Een USB-printer installeren in een Macintosh OS X-omgeving

Er kan een USB-printer met de Wireless MAXg Router worden verbonden en als netwerkprinter worden gebruikt als u een besturingssysteem gebruikt dat ondersteuning biedt voor een Internet Printing Protocol (IPP)-printer. Macintosh OS X 10.3 en hoger biedt ingebouwde ondersteuning voor deze functie.

Stap 1: printserverconfiguratie

  1. Sluit het dunne rechthoekige gedeelte van de USB-kabel aan op de USB-poort op de Wireless MAXg Router.

  2. Sluit de printer aan op de stroomtoevoer en zet de printer aan.
  3. Start een webbrowser. Voer in de locatie- of adresregel 192.168.2.1 in en druk op Enter.

    Opmerking: als u het IP-adres van uw router hebt aangepast, dient u het nieuwe IP-adres in plaats van 192.168.2.1 in te voeren.

  4. Voer als het venster voor gebruikersnaam en wachtwoord verschijnt de gebruikersnaam en het wachtwoord dat u hebt aangemaakt in. Klik op OK om de setuppagina van de router te laden.

    Opmerking: u hoeft zich niet aan te melden wanneer u voor de eerste keer verbinding maakt met de webinterface van de MAXg Router. Tijdens de procedure van de Setup Wizard (Installatiewizard), wordt u gevraagd een gebruikersnaam en een wachtwoord aan te maken waarmee u zich kunt aanmelden bij de router. Als u een gebruikersnaam en een wachtwoord aanmaakt, dient u deze elke keer dat u zich aanmeldt bij de Wireless MAXg Router te gebruiken. De gebruikersnaam en het wachtwoord zijn hoofdlettergevoelig.
  5. Zoek op de pagina Status (Status) in het gedeelte Device (Apparaat) naar Printer status (Printerstatus) en Printer location (Printerlocatie).

    Noteer het adres dat in het veld Printer location staat. Deze informatie wordt in stap 8 gebruikt.

Opmerking: voer de volgende stappen uit om de printer in te stellen. U dient deze stappen uit te voeren op elke computer die op het netwerk is aangesloten en die toegang tot de printer moet hebben.

  1. Open Utilities (Hulpprogramma) en dubbelklik op Print Center (Afdrukbeheer).


  2. Houd de Alt/Optie-toets ingedrukt en klik op Add (Toevoegen).

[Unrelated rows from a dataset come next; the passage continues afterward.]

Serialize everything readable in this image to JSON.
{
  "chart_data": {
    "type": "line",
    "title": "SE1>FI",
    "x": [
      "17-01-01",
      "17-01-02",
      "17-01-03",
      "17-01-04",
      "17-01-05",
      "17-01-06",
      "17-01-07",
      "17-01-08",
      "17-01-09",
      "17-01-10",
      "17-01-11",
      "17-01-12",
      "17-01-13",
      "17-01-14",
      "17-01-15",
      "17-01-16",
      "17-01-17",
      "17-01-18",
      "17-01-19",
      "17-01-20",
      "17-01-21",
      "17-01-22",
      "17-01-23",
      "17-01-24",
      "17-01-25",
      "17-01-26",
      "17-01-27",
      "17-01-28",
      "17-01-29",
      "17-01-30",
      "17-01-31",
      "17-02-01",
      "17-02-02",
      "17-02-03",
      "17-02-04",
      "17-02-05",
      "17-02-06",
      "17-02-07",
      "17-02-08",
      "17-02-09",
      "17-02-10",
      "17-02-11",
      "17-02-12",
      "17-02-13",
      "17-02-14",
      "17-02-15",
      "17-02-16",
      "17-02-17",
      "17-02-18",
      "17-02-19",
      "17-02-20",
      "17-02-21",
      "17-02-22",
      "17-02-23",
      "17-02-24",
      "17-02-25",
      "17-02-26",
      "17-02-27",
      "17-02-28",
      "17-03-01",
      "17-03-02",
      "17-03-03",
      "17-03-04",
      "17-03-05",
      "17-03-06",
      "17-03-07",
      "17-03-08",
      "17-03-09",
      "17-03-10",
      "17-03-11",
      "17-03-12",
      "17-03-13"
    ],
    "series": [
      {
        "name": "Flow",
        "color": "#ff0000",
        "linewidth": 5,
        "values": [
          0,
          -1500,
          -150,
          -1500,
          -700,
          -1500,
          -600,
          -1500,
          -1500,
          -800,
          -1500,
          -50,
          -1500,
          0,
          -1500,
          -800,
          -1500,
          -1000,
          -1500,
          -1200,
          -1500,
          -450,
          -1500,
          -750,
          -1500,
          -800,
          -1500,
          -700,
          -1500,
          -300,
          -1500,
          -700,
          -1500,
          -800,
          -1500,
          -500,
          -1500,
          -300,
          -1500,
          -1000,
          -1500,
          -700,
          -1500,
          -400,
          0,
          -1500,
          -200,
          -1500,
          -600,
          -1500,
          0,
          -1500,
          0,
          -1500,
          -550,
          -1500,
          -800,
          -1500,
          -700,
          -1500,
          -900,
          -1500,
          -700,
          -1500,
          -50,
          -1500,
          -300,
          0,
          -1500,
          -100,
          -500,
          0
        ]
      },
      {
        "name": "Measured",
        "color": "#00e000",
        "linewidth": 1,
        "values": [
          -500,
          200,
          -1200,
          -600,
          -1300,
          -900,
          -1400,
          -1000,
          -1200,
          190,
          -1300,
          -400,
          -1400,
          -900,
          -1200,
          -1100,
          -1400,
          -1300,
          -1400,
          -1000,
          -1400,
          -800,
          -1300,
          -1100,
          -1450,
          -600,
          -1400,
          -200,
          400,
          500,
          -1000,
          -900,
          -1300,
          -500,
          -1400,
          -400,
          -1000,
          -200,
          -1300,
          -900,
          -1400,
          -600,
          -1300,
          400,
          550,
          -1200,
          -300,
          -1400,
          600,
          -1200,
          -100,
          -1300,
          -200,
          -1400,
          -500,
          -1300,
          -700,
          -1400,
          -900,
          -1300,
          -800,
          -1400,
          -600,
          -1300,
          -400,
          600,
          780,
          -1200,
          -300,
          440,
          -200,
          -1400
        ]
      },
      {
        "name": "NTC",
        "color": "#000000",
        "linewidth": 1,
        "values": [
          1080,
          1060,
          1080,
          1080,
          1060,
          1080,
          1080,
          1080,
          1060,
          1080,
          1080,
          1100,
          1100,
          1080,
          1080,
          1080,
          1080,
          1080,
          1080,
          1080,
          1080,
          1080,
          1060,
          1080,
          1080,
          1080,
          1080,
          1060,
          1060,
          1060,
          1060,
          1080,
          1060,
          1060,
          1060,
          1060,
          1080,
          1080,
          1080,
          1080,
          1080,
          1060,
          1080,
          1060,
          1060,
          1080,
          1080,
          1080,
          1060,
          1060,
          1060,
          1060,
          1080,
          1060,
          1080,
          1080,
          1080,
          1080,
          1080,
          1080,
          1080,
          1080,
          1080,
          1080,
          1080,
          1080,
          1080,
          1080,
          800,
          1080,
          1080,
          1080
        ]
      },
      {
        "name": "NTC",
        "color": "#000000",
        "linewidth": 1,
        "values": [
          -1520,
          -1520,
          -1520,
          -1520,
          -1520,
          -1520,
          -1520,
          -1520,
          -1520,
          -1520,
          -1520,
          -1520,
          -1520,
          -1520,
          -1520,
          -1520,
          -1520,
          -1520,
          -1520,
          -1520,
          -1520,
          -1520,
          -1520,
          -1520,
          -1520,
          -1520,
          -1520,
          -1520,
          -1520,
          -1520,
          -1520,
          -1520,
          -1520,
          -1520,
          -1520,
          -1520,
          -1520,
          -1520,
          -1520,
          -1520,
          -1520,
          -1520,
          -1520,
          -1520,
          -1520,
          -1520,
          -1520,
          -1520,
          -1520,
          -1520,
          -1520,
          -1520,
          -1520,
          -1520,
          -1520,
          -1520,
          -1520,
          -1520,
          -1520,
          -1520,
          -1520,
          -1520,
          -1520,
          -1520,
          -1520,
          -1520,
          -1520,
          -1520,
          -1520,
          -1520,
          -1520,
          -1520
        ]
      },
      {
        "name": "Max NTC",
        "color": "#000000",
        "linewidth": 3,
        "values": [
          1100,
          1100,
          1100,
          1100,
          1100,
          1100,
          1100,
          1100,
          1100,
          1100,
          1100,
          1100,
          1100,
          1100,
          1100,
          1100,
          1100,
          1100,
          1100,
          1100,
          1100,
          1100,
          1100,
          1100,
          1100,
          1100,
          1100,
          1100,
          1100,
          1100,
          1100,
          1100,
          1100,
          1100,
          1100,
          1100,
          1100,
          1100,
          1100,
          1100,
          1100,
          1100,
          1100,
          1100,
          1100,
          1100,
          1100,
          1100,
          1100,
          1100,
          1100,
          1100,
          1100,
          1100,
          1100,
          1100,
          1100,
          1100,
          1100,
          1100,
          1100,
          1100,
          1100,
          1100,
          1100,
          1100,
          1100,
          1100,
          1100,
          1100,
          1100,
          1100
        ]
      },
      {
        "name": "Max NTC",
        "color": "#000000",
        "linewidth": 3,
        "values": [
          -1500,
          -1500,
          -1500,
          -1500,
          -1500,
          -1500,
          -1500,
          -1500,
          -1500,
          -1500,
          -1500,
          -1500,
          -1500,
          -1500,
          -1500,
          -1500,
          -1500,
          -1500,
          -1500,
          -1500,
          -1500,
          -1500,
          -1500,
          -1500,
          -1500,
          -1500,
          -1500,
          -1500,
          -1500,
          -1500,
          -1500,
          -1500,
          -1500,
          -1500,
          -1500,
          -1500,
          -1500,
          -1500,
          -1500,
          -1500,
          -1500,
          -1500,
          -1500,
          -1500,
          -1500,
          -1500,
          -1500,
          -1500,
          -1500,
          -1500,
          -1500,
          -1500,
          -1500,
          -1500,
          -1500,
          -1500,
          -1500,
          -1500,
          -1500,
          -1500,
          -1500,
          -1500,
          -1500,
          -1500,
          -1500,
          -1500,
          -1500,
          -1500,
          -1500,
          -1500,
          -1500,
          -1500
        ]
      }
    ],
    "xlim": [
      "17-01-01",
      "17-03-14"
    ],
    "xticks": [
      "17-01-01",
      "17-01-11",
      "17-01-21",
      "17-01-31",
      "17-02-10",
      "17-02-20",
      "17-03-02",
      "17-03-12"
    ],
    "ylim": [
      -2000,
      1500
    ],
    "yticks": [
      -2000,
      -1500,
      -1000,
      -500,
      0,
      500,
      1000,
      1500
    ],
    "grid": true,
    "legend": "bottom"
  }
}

  3. Selecteer Advanced (Geavanceerd) en selecteer de onderstaande waarden of voer deze in:
    Device (Apparaat): Internet Printing Protocol using HTTP
    Device Name (Apparaatnaam): HP Deskjet 990c (voorbeeld, selecteer uw printer)
    Device URI (Uri-apparaat): http://192.168.2.1:1631/printers/My_Printer

    Opmerking: de Device URI-informatie is hoofdlettergevoelig en dient precies zo te worden ingevoerd als deze wordt weergegeven in het gedeelte Printer location (Printerlocatie) op de pagina Status (Status) van de router. Als u het IP-adres van uw router hebt gewijzigd, dient u in plaats van 192.168.2.1 het IP-adres van uw router te gebruiken.




    Selecteer de fabrikant en het model van uw printer in het veld Printer Model (Printermodel). Klik op Add (Toevoegen).

    Opmerking:
    als de fabrikant of het model van uw printer niet in de lijst staan, dient u contact op te nemen met de fabrikant om een met IPP compatibel PostScript Printer Description (PPD)-bestand voor Macintosh te krijgen.

    Opmerking: als u het bovenstaande scherm niet ziet, dient u de Alt-/Optie-toets ingedrukt te houden en u op More printers... (Meer printers...) te klikken.


  4. Als u de printer hebt geselecteerd, klikt u op Make Default (Maak standaard).


Stap 2: de connectiviteit van de printer controleren

  1. Open Applications (Programma's) en dubbelklik op TextEdit (Tekst bewerken) om een testpagina aan te maken.


  1. Voer wat tekst in.


  2. Druk de pagina af om te controleren of de printer werkt.